Freeman, Wilder take the lead

TALLAHASSEE, Fla. -- For a time, Chris Thompson stood close to the sideline, eager to feel the action, even if his time on the field was done.

After a few plays, though, Thompson's pragmatic side won out. With crutches tucked under his arms, his limited mobility made such proximity to the chaos of the game a problem.

"He didn't want to sit by the sideline because he can't get out of the way," James Wilder Jr. said.

But Thompson felt every hit, saw every running lane and celebrated every yard.

Between drives, Wilder and Devonta Freeman returned to the bench and gathered around Thompson, who served as a de facto coach for the sophomore running backs, offering advice and insight that didn't exactly compare to the impact he'd made on the field for eight impressive weeks this season before tearing his ACL. His impact was felt nonetheless.

"I talked to Chris a lot during the game," Freeman said. "I was just telling him that I wish you were out here with me sometimes. He's a big leader."

Freeman and his fellow running backs might have missed Thompson, but for a week, at least, the Florida State offense wasn't hurt by his absence. The Seminoles racked up 261 rushing yards, their third-highest total of the season. Freeman and Wilder combined for three rushing touchdowns, and Jimbo Fisher relied heavily on the ground game to balance out the big plays in the passing attack. Even with Duke loading the box with eight and nine defenders on most plays, Fisher called for runs on 69 percent of Florida State's offensive plays.

If there were questions about what Freeman, Wilder and the replacement running backs could do, Saturday's win provided an emphatic answer.

"They were super," Fisher said. "Pass pro, running the ball. The only bad thing that happened was Devonta putting the ball on the ground at the end, but that sucker was running and had great balance, quick. And James was running for power. I thought they had an outstanding day."

Indeed, Freeman's second-half fumble provided a small asterisk on the performance, but even he's not entirely sure how it happened. It was a defender making a good play, he suggested, before assuring that it wouldn't happen again.

The fumble came at the end of a 10-yard run that gave Freeman 104 yards on the ground for the game. It was his first 100-yard performance since posting 102 yards against Maryland last season.

"I didn't even know I had 100 yards until after the game," Freeman said. "I wanted to get 100 yards, but I really just wanted to do whatever it takes to win."

The success on the ground is no surprise, though. Even before Thompson went down, Freeman, Wilder and fullback Lonnie Pryor, who got six carries Saturday, had proved their value with extensive success in reserve roles.

For the season, Freeman, Wilder and Pryor have combined for 1,125 yards rushing -- a figure that would rank fourth nationally if it belonged to just a single runner.

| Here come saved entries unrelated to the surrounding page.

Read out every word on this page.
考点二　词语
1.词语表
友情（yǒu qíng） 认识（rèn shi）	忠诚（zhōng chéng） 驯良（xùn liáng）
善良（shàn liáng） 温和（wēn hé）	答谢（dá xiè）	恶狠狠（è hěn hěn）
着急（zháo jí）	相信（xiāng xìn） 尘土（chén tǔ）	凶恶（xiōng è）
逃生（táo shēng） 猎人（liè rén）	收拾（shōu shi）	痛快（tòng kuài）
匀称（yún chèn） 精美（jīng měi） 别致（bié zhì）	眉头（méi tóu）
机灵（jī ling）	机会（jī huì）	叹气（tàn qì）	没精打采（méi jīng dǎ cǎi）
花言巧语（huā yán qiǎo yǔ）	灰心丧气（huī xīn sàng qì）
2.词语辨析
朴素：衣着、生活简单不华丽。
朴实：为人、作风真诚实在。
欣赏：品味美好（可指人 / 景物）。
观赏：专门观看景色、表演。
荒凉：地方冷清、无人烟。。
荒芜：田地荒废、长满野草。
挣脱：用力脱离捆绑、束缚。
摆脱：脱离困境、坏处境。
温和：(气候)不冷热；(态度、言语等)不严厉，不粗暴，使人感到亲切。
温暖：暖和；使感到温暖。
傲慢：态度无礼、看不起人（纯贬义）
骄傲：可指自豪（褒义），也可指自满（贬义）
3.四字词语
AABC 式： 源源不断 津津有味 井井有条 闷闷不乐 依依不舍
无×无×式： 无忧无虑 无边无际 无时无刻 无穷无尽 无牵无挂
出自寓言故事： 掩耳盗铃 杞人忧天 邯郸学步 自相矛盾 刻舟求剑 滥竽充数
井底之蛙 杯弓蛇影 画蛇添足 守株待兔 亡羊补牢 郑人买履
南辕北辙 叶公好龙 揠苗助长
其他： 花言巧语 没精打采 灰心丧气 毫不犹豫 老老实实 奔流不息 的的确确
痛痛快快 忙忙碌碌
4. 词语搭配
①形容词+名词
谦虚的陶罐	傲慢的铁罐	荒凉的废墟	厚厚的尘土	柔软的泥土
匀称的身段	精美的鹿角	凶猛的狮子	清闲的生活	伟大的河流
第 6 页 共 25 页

As a group, the trio has averaged 7.2 yards per carry this season, and the 19 rushing touchdowns scored between them are more than all but two ACC teams have mustered this year.

What's perhaps most impressive is that without Thompson the trio hasn't missed a beat. In a little less than seven quarters of action since Thompson's injury, Freeman, Wilder and Pryor have tallied 343 yards, averaged 7 yards per rush and scored six times.

Even the details were executed flawlessly Saturday, and that had been Fisher's real concern. How would his reserve running backs hold up in pass protection? Would they make the right reads on blitz pickups? Would they be weapons as receivers, as Thompson had been?

"I was very comfortable with how they played in the game, all those little things," Fisher said.

In fact, perhaps the most impressive play of the game by any Florida State runner came on a pass. In the fourth quarter, Florida State faced a third-and-13. Wilder ran a flair route down the sideline. The linebacker was out of position, and Clint Trickett threw the pass high, where only Wilder could get it. The sophomore running back caught it and came down hard on his shoulder, but stayed in bounds.

The result was both a first down and a scary moment for the Seminoles. Wilder stayed on the ground for a few moments, his shoulder aching. In the span of 50 minutes of action, the concerns had pivoted from questions about Wilder's ability to step in for Thompson to worry that he might now be lost, too.

As it turned out, the injury was little more than a bruised shoulder. Wilder expects he'll be fine by the time Florida State travels to Virginia Tech in 11 days. And the running game should be fine, too, even if Thompson has been relegated to coaching duties while the replacements pick up the slack.

"I feel tremendously fresh," Freeman said. "I'm not tired. I still feel like I'm not giving my all out there sometimes, and I know I've got to get better."